If you’re looking for quick, hard-and-fast guidance regarding your paid search budget in 2011, how about this: increase it by 15-20 percent. That recommendation comes from Covario, a search marketing firm.
The company recently released its Global Paid Search Spend Analysis for the fourth quarter of 2010. The report notes that global paid search spending in 2010 was up a bigger-than-expected 26.6 percent from 2009. Year-over-year growth was 23 percent in the Americas, 22 percent in Europe, the Middle East and Africa (EMEA), and 53 percent in Asia Pacific and Japan (APAC).
For the fourth quarter alone, global spending increased 8 percent from the previous quarter.
“We recommend that our clients budget for a global increase of 15-20% for 2011 over 2010 budgets,” Covario recommends. “This increase, on average, is necessary to maintain market share in the global high-tech and consumer electronics sector.”

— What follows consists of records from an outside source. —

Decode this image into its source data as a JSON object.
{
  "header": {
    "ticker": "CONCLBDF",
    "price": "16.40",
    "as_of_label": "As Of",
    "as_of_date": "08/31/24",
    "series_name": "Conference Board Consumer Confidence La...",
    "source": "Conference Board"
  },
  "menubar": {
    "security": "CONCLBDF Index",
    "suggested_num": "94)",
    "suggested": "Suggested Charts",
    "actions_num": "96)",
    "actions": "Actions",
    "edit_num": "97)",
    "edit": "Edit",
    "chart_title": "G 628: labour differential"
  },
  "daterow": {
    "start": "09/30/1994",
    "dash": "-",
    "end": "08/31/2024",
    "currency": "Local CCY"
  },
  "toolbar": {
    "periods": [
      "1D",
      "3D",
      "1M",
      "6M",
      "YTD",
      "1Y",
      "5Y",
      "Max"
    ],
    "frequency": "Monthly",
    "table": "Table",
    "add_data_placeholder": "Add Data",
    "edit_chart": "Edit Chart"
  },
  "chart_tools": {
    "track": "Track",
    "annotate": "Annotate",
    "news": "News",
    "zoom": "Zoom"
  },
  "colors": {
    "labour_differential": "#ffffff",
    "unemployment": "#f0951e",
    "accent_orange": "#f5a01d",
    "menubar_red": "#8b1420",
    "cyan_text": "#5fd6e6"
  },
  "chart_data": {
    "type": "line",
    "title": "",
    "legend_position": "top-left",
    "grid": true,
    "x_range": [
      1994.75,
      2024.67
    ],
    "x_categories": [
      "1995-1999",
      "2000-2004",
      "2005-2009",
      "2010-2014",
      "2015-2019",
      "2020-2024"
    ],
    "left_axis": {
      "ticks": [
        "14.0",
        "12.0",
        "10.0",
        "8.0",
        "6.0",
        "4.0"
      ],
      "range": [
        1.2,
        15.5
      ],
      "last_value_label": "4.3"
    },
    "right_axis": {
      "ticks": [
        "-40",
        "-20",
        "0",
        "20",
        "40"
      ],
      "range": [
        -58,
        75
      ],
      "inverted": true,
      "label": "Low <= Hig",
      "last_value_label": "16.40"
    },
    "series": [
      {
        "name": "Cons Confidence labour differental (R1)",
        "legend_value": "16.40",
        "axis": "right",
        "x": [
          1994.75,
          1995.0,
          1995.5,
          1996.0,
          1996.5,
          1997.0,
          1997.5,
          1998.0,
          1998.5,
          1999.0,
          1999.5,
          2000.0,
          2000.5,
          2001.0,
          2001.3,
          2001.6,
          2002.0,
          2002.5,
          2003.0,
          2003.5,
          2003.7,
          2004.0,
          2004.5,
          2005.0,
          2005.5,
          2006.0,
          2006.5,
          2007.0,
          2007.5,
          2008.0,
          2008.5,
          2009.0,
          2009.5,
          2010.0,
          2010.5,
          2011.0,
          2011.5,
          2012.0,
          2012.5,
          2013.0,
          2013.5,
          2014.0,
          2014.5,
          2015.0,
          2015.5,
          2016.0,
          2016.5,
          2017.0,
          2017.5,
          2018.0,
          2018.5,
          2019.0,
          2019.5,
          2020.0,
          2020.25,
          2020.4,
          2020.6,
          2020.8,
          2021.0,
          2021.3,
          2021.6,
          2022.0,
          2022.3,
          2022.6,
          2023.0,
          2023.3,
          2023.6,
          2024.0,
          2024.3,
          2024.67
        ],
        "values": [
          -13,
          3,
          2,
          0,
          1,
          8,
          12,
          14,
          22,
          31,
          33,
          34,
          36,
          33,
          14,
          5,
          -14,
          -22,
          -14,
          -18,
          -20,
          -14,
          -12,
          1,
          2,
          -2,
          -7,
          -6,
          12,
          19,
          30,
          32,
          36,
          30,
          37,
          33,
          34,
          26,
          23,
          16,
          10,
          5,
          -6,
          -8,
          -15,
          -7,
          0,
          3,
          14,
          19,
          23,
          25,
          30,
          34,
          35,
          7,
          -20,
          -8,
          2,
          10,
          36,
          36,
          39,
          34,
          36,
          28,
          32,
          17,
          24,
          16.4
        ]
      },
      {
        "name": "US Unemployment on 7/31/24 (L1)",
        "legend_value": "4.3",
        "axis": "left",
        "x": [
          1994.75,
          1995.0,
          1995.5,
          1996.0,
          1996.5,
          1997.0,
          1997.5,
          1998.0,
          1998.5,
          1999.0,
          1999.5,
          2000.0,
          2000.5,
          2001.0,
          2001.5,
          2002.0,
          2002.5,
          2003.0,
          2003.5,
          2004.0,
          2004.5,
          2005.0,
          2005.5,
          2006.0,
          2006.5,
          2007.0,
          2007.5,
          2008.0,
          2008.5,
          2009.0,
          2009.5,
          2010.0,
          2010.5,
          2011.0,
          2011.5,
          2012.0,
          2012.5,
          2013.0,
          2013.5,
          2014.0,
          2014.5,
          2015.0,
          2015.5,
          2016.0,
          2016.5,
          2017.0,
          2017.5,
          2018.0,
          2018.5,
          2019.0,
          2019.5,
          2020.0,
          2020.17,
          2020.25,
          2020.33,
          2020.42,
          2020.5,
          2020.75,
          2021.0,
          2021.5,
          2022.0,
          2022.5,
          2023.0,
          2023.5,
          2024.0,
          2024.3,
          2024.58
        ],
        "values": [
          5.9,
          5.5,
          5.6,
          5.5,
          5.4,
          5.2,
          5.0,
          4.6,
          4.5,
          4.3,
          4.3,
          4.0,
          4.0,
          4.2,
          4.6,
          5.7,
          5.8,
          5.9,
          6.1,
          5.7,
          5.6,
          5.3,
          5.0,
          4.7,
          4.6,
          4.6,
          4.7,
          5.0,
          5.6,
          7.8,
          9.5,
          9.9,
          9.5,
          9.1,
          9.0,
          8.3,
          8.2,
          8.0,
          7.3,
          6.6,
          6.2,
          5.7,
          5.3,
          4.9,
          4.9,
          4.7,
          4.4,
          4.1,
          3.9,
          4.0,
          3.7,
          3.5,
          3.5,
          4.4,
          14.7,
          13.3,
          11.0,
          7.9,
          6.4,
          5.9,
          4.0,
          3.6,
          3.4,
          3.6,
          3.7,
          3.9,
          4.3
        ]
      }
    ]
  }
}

More specifically, Covario recommends that budgets increase 10-14 percent in the Americas, 25-30 percent in EMEA, and 30-35 percent in APAC.
In the Americas, budgets should have 70-75 percent allocated to Google, “in order to account for the need to overcome systematic shifts in traffic to paid search from Google Instant. The other 25-30% should go to Bing-Yahoo. Secondary engines will account for <1% of spend overall.”
In 2010, advertisers increased their paid search advertising spending on Google by 18 percent from their 2009 levels. Spending on Yahoo rose 37 percent, while spending on Bing rose 84 percent.
Google finished 2010 with 78.2 percent of the global paid search market, down from its 79.3 percent share at the end of 2009. Covario attributes this to Baidu’s control of the Chinese search market, the already-high market share in EMEA, and the limited opportunities for growth in the Americas in the realms of mobile and local search, as well as social media.
Yahoo finished 2010 with 11.8 percent of the global market, followed by Baidu with 5.8 percent and Bing with 4.3 percent.
Covario suggests that advertisers plan for Google to have 76-78 percent of the market in 2011, while Bing-Yahoo will have 15-17 percent and Baidu will have 6-7 percent. “Global advertisers should plan for this allocation in 2011,” according to the report.
The company also suggests that advertisers allocate 10-20 percent of their total global paid search advertising budgets for Facebook in 2011.
Regarding cost per click, Covario recommends that advertisers expect CPCs in the $0.75-0.80 range. The company expects that CPCs will decline in the second half of the year.